Why create a stack of Frames?#

If a Spec tells you the parameters of a scan, Frames gives you the Points that will let you actually execute the scan. A stack of Frames is interpreted as nested from slowest moving to fastest moving, so each faster Frames object will iterate once per position of the slower Frames object. When fly-scanning the axis will traverse lower-midpoint-upper on the fastest Frames object for each point in the scan.

An Example#

>>> from scanspec.specs import Line
>>> spec = Line("y", 4, 5, 6) * Line("x", 1, 2, 3)
>>> stack = spec.calculate()
>>> len(stack)
2
>>> len(stack[0])
6
>>> len(stack[1])
3
>>> stack[0].midpoints
{'y': array([4. , 4.2, 4.4, 4.6, 4.8, 5. ])}
>>> stack[1].midpoints
{'x': array([1. , 1.5, 2. ])}

So the Product of two Lines creates a stack of 2 Frames objects, the first having the same size as the outer line, and the second having the same size as the inner. Executing the scan will iterate the inner Frames object 6 times, once for each point in the outer Frames object, 18 points in all.

Why not squash them into a flat sequence?#

A stack of Frames objects are created to give the most compact representation of the scan. Imagine a 100x2000x2000 point scan, which creates a list of 3 Frames objects. Considering just the midpoint arrays, they would take 100 + 2000 + 2000 float64 = 32.8kB RAM in our list form. If we squashed the list into a single Frames object it would take 100 * 2000 * 2000 float64 = 3.2GB of RAM. The scan itself is likely to be executed over a long period of time, so it makes sense to save on the memory and calculate the squashed points as they are needed.

What about Regions?#

Regions will stop the regularity of the nested Frames objects, so will cause them to be squashed into a single Frames object. Taking our example above, if we Mask the grid with a Circle, then the Line in x won’t have 3 points in each iteration, the number of points is dependent on y. This means that a Mask will squash any Specs together referred to by its Regions.
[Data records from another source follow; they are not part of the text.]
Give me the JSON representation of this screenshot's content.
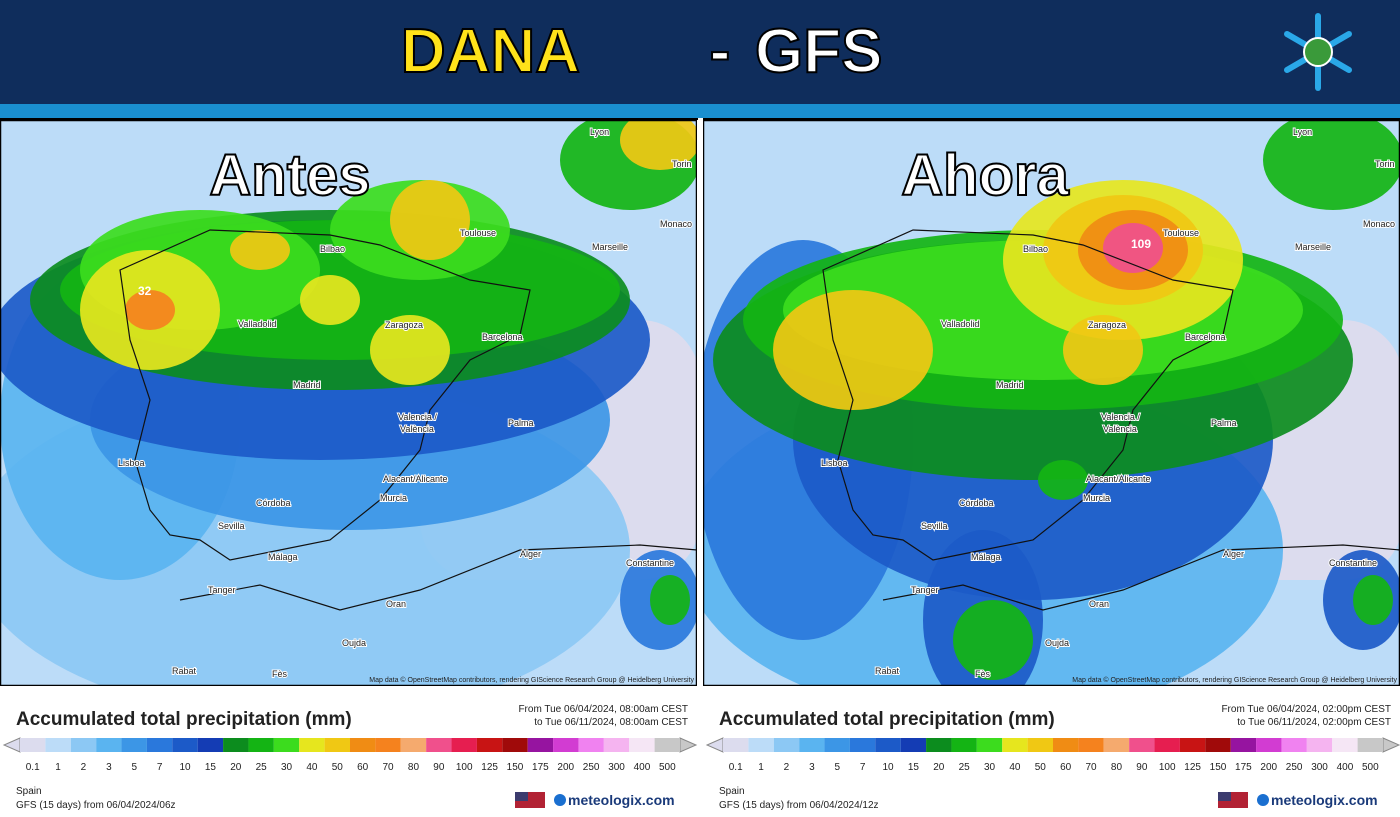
{
  "header": {
    "title_part1": "DANA",
    "separator": "-",
    "title_part2": "GFS"
  },
  "legend": {
    "title": "Accumulated total precipitation (mm)",
    "scale": [
      0.1,
      1,
      2,
      3,
      5,
      7,
      10,
      15,
      20,
      25,
      30,
      40,
      50,
      60,
      70,
      80,
      90,
      100,
      125,
      150,
      175,
      200,
      250,
      300,
      400,
      500
    ],
    "colors": [
      "#dcdcee",
      "#bcdcf8",
      "#8cc8f4",
      "#5ab4f0",
      "#3c96e6",
      "#2a78dc",
      "#1c5ac8",
      "#143cb4",
      "#0c8c1e",
      "#14b414",
      "#3cdc1e",
      "#e6e61e",
      "#f0c814",
      "#f08c14",
      "#f5821e",
      "#f5aa6e",
      "#f0508c",
      "#e61e50",
      "#c81414",
      "#a00a0a",
      "#9614a0",
      "#d23cd2",
      "#f082f0",
      "#f5b4f0",
      "#f5e6f5",
      "#c8c8c8"
    ],
    "region": "Spain",
    "brand": "meteologix.com",
    "attribution": "Map data © OpenStreetMap contributors, rendering GIScience Research Group @ Heidelberg University"
  },
  "map": {
    "cities": [
      "Lyon",
      "Torin",
      "Monaco",
      "Toulouse",
      "Marseille",
      "Bilbao",
      "Valladolid",
      "Zaragoza",
      "Barcelona",
      "Madrid",
      "Palma",
      "Valencia /",
      "València",
      "Lisboa",
      "Alacant/Alicante",
      "Murcia",
      "Córdoba",
      "Sevilla",
      "Málaga",
      "Alger",
      "Constantine",
      "Tanger",
      "Oran",
      "Oujda",
      "Rabat",
      "Fès"
    ]
  },
  "panels": [
    {
      "label": "Antes",
      "peak": "32",
      "from": "From Tue 06/04/2024, 08:00am CEST",
      "to": "to Tue 06/11/2024, 08:00am CEST",
      "run": "GFS (15 days) from 06/04/2024/06z"
    },
    {
      "label": "Ahora",
      "peak": "109",
      "from": "From Tue 06/04/2024, 02:00pm CEST",
      "to": "to Tue 06/11/2024, 02:00pm CEST",
      "run": "GFS (15 days) from 06/04/2024/12z"
    }
  ]
}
How does this stack relate to HDF5 Dimensions?#

A Spec by itself does not specify how the scan points should be written to disk. The simplest strategy is to simply write a stack of images, along with the setpoint positions specified in the Frames objects, and let the reader of the data pick out the required frames from the positions. However, the stack of Frames objects contains all the information required to reshape a sequence of HDF5 frames into the dimensionality of the scan using a VDS. This holds until we turn snake on, at which point it destroys the performance of the VDS. For this reason, it is advisable to Squash any snaking Specs with the first non-snaking axis above it so that the HDF Dimension will not be snaking. See Why Squash (and Mask) can change the Path for some details on this.